Interestingly, despite the recession, Jackson Lewis' "Gross revenue increased by just over 15 percent last year [2010], to about $295.6 million, after gains of 10 percent in 2009 and 20 percent in 2008," To9m Huddleston Jr. reported for The Am Law Daily.
Veteran labor reporter Dick Meister pointed out in a comment at calaborfe.org Web site that, "As an early KPFA subscriber and commentator for 20 years, a current commentator on KPFT, I'm appalled at Pacifica's hiring of a union buster.

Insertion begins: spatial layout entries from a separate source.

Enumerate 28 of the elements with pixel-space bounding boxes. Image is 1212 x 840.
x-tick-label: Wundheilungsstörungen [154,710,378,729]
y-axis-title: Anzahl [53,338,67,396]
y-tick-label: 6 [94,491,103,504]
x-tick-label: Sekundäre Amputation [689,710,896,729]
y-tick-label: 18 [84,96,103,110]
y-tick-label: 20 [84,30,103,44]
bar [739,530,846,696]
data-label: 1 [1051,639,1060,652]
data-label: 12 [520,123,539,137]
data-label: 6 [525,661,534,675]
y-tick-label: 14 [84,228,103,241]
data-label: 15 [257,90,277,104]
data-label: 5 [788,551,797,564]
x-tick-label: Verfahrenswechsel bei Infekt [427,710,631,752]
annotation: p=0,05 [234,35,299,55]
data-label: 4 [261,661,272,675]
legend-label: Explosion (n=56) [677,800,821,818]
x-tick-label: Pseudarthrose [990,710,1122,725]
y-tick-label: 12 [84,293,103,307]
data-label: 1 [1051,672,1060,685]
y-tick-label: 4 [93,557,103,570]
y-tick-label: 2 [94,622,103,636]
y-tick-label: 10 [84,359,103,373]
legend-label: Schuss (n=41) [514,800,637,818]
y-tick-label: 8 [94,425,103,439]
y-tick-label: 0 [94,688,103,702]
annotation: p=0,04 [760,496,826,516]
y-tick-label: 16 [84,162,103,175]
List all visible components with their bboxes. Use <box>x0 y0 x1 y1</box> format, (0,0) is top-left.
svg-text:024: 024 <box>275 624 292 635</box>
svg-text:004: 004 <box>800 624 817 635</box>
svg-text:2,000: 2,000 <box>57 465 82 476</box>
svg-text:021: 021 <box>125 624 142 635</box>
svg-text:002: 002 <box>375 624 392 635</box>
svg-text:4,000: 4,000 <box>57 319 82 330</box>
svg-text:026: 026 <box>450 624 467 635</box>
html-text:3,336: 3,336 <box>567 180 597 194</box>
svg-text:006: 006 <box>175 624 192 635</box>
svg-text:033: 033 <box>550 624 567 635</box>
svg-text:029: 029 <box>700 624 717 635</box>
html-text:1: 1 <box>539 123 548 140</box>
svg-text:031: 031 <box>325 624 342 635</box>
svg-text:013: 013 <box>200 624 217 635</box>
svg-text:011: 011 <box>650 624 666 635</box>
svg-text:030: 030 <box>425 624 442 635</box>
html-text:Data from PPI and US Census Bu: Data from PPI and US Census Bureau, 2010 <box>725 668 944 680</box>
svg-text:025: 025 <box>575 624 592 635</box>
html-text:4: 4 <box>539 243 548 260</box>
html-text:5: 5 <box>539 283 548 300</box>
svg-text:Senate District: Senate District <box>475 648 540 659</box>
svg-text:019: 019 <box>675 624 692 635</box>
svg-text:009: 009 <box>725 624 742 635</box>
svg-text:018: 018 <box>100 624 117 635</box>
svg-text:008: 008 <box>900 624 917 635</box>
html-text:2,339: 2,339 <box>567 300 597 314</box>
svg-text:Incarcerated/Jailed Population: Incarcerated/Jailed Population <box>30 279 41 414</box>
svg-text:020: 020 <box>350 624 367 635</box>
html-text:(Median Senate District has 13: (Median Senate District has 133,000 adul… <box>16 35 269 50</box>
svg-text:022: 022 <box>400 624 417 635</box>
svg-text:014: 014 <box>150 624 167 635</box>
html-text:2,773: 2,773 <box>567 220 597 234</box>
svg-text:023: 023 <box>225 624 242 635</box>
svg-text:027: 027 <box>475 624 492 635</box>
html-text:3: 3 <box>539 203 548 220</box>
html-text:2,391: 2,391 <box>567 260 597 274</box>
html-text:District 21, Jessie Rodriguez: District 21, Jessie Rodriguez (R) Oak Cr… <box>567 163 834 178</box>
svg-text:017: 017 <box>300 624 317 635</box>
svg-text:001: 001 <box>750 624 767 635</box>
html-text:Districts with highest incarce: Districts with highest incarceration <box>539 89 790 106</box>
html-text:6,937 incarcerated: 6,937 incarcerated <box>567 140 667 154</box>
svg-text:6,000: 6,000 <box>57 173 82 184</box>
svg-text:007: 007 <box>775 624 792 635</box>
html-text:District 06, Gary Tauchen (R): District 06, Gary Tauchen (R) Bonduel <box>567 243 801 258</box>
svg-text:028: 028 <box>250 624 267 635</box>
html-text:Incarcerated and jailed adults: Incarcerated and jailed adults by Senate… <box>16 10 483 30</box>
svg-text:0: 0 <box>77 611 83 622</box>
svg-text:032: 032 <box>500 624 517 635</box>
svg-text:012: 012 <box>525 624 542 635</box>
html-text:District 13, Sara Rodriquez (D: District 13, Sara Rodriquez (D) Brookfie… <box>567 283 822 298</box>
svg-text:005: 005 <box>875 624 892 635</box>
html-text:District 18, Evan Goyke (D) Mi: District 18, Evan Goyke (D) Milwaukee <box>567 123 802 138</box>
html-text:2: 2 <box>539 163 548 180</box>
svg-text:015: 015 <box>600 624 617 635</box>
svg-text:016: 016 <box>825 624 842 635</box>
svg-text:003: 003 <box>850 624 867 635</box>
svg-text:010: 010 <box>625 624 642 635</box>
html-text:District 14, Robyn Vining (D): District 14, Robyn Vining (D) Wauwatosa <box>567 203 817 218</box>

It's an action one could expect from the commercial media corporations that dominate broadcast but absolutely counter to the interests of Pacifica's employees, volunteers and subscribers and anyone else who believes in genuine free speech."
Workers at KPFA in Berkeley wrote to the Pacifica National Board requesting that they reconsider the hiring of Jackson Lewis. According to David Macaray, "On March 7, Pacifica Board members gave their answer. They refused to reverse the decision. This nationally recognized union-busting law firm would remain on the payroll."